Kamçının ve acının etkisiyle
Ne olduğunu anlayamadım. Daha fazla alana etki ediyor ve acısı iki kattı. Efendim’den sonradan öğrendim ki, hem sopa ve hem de at kamçısını aynı anda kullanmış. Kulaklarım dinlerken çınladı. İçim ürperdi ama ikisini aynı anda yaşamışım. Acıyla nasıl çırpındığıma mı üzüleyim, nasıl ayakta kalışıma mı hayret edeyim, yoksa Efendim’in beni kıdem arttırır gibi daha fazla acıya değer görmesine mi şükredeyim!
Çok sızlandım. Çok debelendim. Pek uslu olamadım. Son 30 da uslu olmak mı, yoksa tüm cezayı baştan almak mı? Üstelik at kamçısıyla! Eee o kadar at gibi tepinirsem kamçı iner kıçıma. Elbette gayretim 30’u sayarken teşekkürümü etmekten yana idi. Tek tek saydım. Çok zorlandım sayarken.
Dolu dolu darbeler kıçıma geldi
Son vuruşlar her zaman öncekilerden katmerli olduğu için zorlar. Kamçının ve acının etkisiyle ya sayıları unutursam ya karıştırırsam ve bundan dolayı Efendim baştan alırsa diye ödüm kopuyordu. Uslu durmak güçtü.

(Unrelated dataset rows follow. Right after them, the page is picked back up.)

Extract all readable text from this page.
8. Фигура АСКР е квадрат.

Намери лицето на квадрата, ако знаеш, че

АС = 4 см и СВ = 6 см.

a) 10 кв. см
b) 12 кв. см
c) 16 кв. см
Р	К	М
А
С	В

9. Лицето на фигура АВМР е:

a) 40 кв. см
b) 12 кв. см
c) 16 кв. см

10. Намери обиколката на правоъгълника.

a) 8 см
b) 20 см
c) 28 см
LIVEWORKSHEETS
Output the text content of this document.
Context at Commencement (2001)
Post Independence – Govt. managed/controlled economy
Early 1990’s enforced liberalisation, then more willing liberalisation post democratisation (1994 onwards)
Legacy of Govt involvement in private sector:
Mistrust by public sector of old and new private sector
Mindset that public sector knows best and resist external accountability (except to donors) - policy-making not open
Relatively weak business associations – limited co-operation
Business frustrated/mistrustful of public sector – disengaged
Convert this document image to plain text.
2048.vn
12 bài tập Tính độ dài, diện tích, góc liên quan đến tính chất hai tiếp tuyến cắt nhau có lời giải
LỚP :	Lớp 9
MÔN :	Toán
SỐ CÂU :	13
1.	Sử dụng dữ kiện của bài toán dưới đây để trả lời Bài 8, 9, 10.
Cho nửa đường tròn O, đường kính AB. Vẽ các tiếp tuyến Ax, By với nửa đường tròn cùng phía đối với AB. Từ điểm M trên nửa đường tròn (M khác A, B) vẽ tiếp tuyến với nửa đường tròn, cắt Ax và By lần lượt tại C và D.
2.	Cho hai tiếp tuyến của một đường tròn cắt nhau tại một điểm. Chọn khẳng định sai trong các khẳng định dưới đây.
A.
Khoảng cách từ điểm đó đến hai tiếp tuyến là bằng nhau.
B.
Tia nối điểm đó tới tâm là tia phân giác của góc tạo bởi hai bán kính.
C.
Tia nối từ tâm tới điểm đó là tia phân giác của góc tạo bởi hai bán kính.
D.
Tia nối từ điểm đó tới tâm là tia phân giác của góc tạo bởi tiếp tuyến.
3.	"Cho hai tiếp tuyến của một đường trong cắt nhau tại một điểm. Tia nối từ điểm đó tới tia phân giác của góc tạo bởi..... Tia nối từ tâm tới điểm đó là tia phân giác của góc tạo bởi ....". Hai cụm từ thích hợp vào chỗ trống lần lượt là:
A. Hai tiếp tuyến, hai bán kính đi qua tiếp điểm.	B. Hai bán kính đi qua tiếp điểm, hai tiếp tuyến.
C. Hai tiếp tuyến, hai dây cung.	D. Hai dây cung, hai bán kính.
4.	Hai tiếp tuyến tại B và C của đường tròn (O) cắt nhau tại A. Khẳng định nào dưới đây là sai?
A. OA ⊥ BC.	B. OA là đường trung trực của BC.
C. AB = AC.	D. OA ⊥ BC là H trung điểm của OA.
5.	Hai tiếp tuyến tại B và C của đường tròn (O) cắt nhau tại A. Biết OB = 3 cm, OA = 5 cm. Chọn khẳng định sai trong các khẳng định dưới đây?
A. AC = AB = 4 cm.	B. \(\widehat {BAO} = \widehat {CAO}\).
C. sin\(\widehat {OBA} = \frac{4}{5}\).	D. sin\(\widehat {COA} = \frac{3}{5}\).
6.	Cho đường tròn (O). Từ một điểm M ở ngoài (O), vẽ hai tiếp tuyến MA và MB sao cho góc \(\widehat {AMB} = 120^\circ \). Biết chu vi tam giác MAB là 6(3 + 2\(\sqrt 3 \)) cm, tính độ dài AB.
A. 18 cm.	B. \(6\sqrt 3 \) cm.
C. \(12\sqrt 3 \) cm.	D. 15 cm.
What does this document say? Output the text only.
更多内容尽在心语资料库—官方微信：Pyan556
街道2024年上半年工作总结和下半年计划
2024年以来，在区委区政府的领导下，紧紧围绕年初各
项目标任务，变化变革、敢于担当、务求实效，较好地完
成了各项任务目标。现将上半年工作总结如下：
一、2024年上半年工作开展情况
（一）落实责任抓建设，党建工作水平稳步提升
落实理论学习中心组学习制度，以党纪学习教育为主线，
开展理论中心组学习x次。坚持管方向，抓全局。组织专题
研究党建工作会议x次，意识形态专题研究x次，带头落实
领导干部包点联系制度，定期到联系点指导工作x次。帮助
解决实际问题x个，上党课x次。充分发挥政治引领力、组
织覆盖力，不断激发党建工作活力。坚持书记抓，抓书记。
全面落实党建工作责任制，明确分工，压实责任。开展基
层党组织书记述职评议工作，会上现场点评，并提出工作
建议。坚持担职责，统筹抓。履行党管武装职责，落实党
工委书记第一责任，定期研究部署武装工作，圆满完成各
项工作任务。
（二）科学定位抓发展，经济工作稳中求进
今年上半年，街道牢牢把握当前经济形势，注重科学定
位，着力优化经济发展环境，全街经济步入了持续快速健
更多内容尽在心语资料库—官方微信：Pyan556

Gık çıkarmadan, fazla tepinmeden o süreci geçirmek kolay olmadı. Çok şükür ki, şansım yaver gitti de bir yanlışlık olmadan 30’a ulaştım.
Spank ile köle Eğitimi – Video Fragman
Efendim kendi biçtiği cezayı tamamlamıştı. Kendisinden bir ricam vardı. İzlerimin kalıcılığını artırmak amacıyla 5 kamçı daha vurabilir miydi! Çektiğim acının farkındaydım ve canıma susamamıştım ama bitmişti spank cezası. Kim bilir bir sonraki ne zamana kısmetti. Son bir yudum gibi, son bir bakış, son bir derin nefes gibi değerliydi o son 5 kamçı. Kırmadı beni Efendim. Dolu dolu darbeler kıçıma geldi ama tüm bedenim etkisinden yandı. Kamçı indiği andan itibaren özlemim birikiyor spank cezasına.
Üzerinden geçen zamanla diyebilirim ki, keşke Efendim’den 5 değil 20 için dilenseydim!